Simpan bahasa-bahasa tersebut? Kami menerjenahkan kisah-kisah Global Voices agar media warga global dapat dinikmati semua orang.

Kenali lebih lanjut Terjemahan Lingua  »

Beberapa Grup Sayap-Kanan India Miskin Cinta Di Hari Valentine Tahun ini

Hindu Sena Activist Protest in New Delhi Against Valentine's Day. Image by Arjun Panwar. Copyright Demotix (12/2/2015)

Protes Aktivis Hindu Sena di New Delhi menentang Hari Valentine. Photo oleh Arjun Panwar. Hak Cipta Demotix (12/2/2015)

Hari Valentine telah menjadi semakin populer dalam  lebih dari dua dekade terakhir di india, sebuah tren yang membuat gusar beberapa kelompok di negara tersebut, yang telah bertekad untuk meredam perayaan cinta dan romantisme ala Barat.

Tahun ini,  Hindu Mahasabha, sebuah partai politik nasionalis Hindu Sayap Kanan, telah mengumumkan bahwa di kota Meerut,  mereka akan memaksa pasangan yang tertangkap saling mengucapkan “I love you” di tempat umum atau di media sosial, dan mereka akan dipaksa menikah dalam sebuah pernikahan Arya Samaj. Apabila pasangan tersebut memiliki agama yang berbeda maka akan diharuskan untuk melalui suatu prosesi pemurnian secara agama, ancam mereka.

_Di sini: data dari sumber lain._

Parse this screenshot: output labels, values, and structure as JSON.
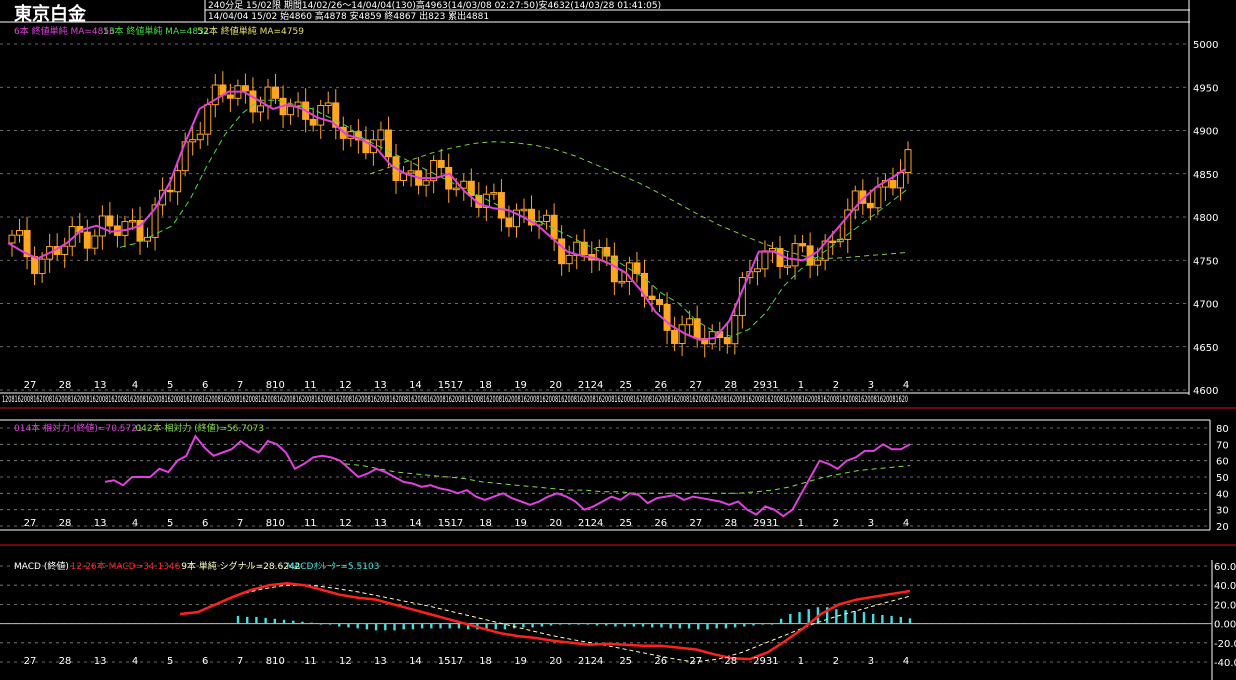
{
  "header": {
    "title": "東京白金",
    "info_line1": "240分足 15/02限  期間14/02/26～14/04/04(130)高4963(14/03/08 02:27:50)安4632(14/03/28 01:41:05)",
    "info_line2": "14/04/04 15/02 始4860 高4878 安4859 終4867 出823 累出4881"
  },
  "colors": {
    "background": "#000000",
    "candle": "#ffa621",
    "ma6": "#e040e0",
    "ma13": "#40e040",
    "ma52": "#e8e060",
    "rsi14": "#e040e0",
    "rsi42": "#80e040",
    "macd": "#ff2020",
    "signal": "#ffffc0",
    "osc": "#40e0e0",
    "separator": "#d01010"
  },
  "x_day_labels": [
    "27",
    "28",
    "13",
    "4",
    "5",
    "6",
    "7",
    "810",
    "11",
    "12",
    "13",
    "14",
    "1517",
    "18",
    "19",
    "20",
    "2124",
    "25",
    "26",
    "27",
    "28",
    "2931",
    "1",
    "2",
    "3",
    "4"
  ],
  "x_hour_pattern": "12081620081620081620081620081620081620081620081620081620081620081620081620081620081620081620081620081620081620081620081620081620081620081620081620081620081620081620081620081620081620081620081620081620081620081620081620081620081620081620081620081620081620081620081620081620081620081620081620",
  "chart_data": [
    {
      "type": "candlestick",
      "legend": [
        {
          "text": "6本 終値単純 MA=4856",
          "color": "#e040e0"
        },
        {
          "text": "13本 終値単純 MA=4831",
          "color": "#40e040"
        },
        {
          "text": "52本 終値単純 MA=4759",
          "color": "#e8e060"
        }
      ],
      "y_ticks": [
        "5000",
        "4950",
        "4900",
        "4850",
        "4800",
        "4750",
        "4700",
        "4650",
        "4600"
      ],
      "ylim": [
        4600,
        5000
      ],
      "series": [
        {
          "name": "6本 終値単純 MA",
          "values": [
            4770,
            4760,
            4752,
            4760,
            4770,
            4785,
            4790,
            4783,
            4785,
            4790,
            4810,
            4840,
            4885,
            4925,
            4935,
            4945,
            4945,
            4935,
            4925,
            4930,
            4925,
            4915,
            4910,
            4895,
            4890,
            4880,
            4860,
            4850,
            4845,
            4845,
            4850,
            4830,
            4815,
            4810,
            4808,
            4800,
            4790,
            4775,
            4760,
            4755,
            4752,
            4745,
            4735,
            4715,
            4690,
            4675,
            4665,
            4658,
            4660,
            4680,
            4720,
            4760,
            4760,
            4752,
            4750,
            4760,
            4780,
            4800,
            4820,
            4835,
            4845,
            4856
          ]
        },
        {
          "name": "13本 終値単純 MA",
          "values": [
            4765,
            4770,
            4780,
            4790,
            4820,
            4860,
            4895,
            4920,
            4935,
            4935,
            4930,
            4925,
            4915,
            4905,
            4890,
            4880,
            4870,
            4860,
            4850,
            4840,
            4830,
            4820,
            4810,
            4800,
            4795,
            4785,
            4775,
            4765,
            4755,
            4742,
            4730,
            4712,
            4700,
            4680,
            4668,
            4662,
            4670,
            4690,
            4720,
            4740,
            4755,
            4770,
            4785,
            4800,
            4815,
            4831
          ]
        },
        {
          "name": "52本 終値単純 MA",
          "values": [
            4850,
            4858,
            4866,
            4874,
            4880,
            4885,
            4887,
            4886,
            4883,
            4878,
            4870,
            4860,
            4850,
            4840,
            4828,
            4815,
            4802,
            4790,
            4780,
            4770,
            4762,
            4755,
            4752,
            4753,
            4755,
            4757,
            4759
          ]
        }
      ]
    },
    {
      "type": "line",
      "legend": [
        {
          "text": "014本 相対力 (終値)=70.5721",
          "color": "#e040e0"
        },
        {
          "text": "042本 相対力 (終値)=56.7073",
          "color": "#80e040"
        }
      ],
      "y_ticks": [
        "80",
        "70",
        "60",
        "50",
        "40",
        "30",
        "20"
      ],
      "ylim": [
        20,
        80
      ],
      "series": [
        {
          "name": "014本 相対力 (終値)",
          "values": [
            47,
            48,
            45,
            50,
            50,
            50,
            55,
            53,
            60,
            63,
            75,
            68,
            63,
            65,
            67,
            72,
            68,
            65,
            72,
            70,
            65,
            55,
            58,
            62,
            63,
            62,
            60,
            55,
            50,
            52,
            55,
            53,
            50,
            47,
            46,
            44,
            45,
            43,
            42,
            40,
            42,
            38,
            36,
            38,
            40,
            37,
            35,
            33,
            35,
            38,
            40,
            38,
            35,
            30,
            32,
            35,
            38,
            36,
            40,
            39,
            34,
            37,
            38,
            39,
            36,
            38,
            37,
            36,
            35,
            33,
            35,
            30,
            27,
            32,
            30,
            26,
            30,
            40,
            50,
            60,
            58,
            55,
            60,
            62,
            66,
            66,
            70,
            67,
            67,
            70
          ]
        },
        {
          "name": "042本 相対力 (終値)",
          "values": [
            58,
            57,
            55,
            53,
            52,
            51,
            50,
            49,
            47,
            46,
            45,
            44,
            43,
            42,
            42,
            41,
            41,
            40,
            40,
            40,
            40,
            40,
            40,
            40,
            41,
            42,
            44,
            47,
            50,
            52,
            54,
            55,
            56,
            57
          ]
        }
      ]
    },
    {
      "type": "line",
      "legend": [
        {
          "text": "MACD (終値)",
          "color": "#ffffff"
        },
        {
          "text": "12-26本 MACD=34.1346",
          "color": "#ff2020"
        },
        {
          "text": "9本 単純 シグナル=28.6242",
          "color": "#ffffc0"
        },
        {
          "text": "MACDｵｼﾚｰﾀｰ=5.5103",
          "color": "#40e0e0"
        }
      ],
      "y_ticks": [
        "60.0000",
        "40.0000",
        "20.0000",
        "0.0000",
        "-20.0000",
        "-40.0000"
      ],
      "ylim": [
        -40,
        60
      ],
      "series": [
        {
          "name": "12-26本 MACD",
          "values": [
            10,
            12,
            20,
            28,
            35,
            40,
            42,
            40,
            35,
            30,
            27,
            25,
            20,
            15,
            10,
            5,
            0,
            -5,
            -10,
            -13,
            -15,
            -18,
            -20,
            -22,
            -21,
            -22,
            -23,
            -23,
            -25,
            -27,
            -32,
            -36,
            -37,
            -30,
            -18,
            -5,
            10,
            20,
            25,
            28,
            31,
            34
          ]
        },
        {
          "name": "9本 単純 シグナル",
          "values": [
            30,
            36,
            40,
            40,
            37,
            33,
            28,
            23,
            18,
            12,
            6,
            0,
            -6,
            -12,
            -17,
            -21,
            -26,
            -31,
            -36,
            -40,
            -37,
            -30,
            -20,
            -10,
            0,
            8,
            15,
            22,
            28.6
          ]
        },
        {
          "name": "MACDｵｼﾚｰﾀｰ",
          "values": [
            8,
            7,
            7,
            6,
            5,
            4,
            3,
            2,
            1,
            0,
            -1,
            -3,
            -4,
            -5,
            -6,
            -7,
            -7,
            -7,
            -6,
            -6,
            -5,
            -5,
            -5,
            -5,
            -5,
            -6,
            -6,
            -6,
            -6,
            -6,
            -5,
            -4,
            -4,
            -3,
            -2,
            -1,
            0,
            -1,
            -1,
            -2,
            -2,
            -3,
            -3,
            -3,
            -3,
            -4,
            -4,
            -5,
            -5,
            -5,
            -6,
            -6,
            -5,
            -5,
            -4,
            -3,
            -2,
            -1,
            0,
            5,
            10,
            12,
            15,
            17,
            17,
            15,
            14,
            13,
            12,
            10,
            9,
            8,
            7,
            5.5
          ]
        }
      ]
    }
  ]
}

Serupa dengan aksi tersebut, grup politik Kalinga Sena di wilayah Odisha, mengumumkan bahwa mereka akan berpatroli di ruang-ruang publik, merekam pasangan yang berbuat vulgar dan mengirimkan video ke orangtua mereka. Rupanya menikahkan secara paksa para pasangan yang berpacaran termasuk dalam rencana Hari Valentine mereka.

Banyak yang mengutuk niat grup-grup tersebut untuk merambah media sosial sebagai pelanggaran atas kebebasan personal dan pelanggaran privasi. Aktivis organisasi Jhatkaa mengajak orang-orang untuk menandatangani petisi di Twitter:

Hindu Mahasabha ingin menghukum pasangan-pasangan yang merayakanHari Valentine! Tandatangani petisi menentang Polisi Moral

Sayangnya, polisi moral bukanlah hal baru bagi India. Dalam satu kasus yang terkenal di tahun 2009, grup sayap-kanan Sri Rama Sene menyerang wanita wanita muda di sebuah pub di kota Mysore. Untuk memprotes kekerasan tersebut, sebuah kampanye bernama “Pink Chaddi campaign” (kampanye pakaian dalam pink) diluncurkan dan menjadi viral sehingga banyak orang mengirim pakaian dalam berwarna pink ke kantor Sri Rama Sene.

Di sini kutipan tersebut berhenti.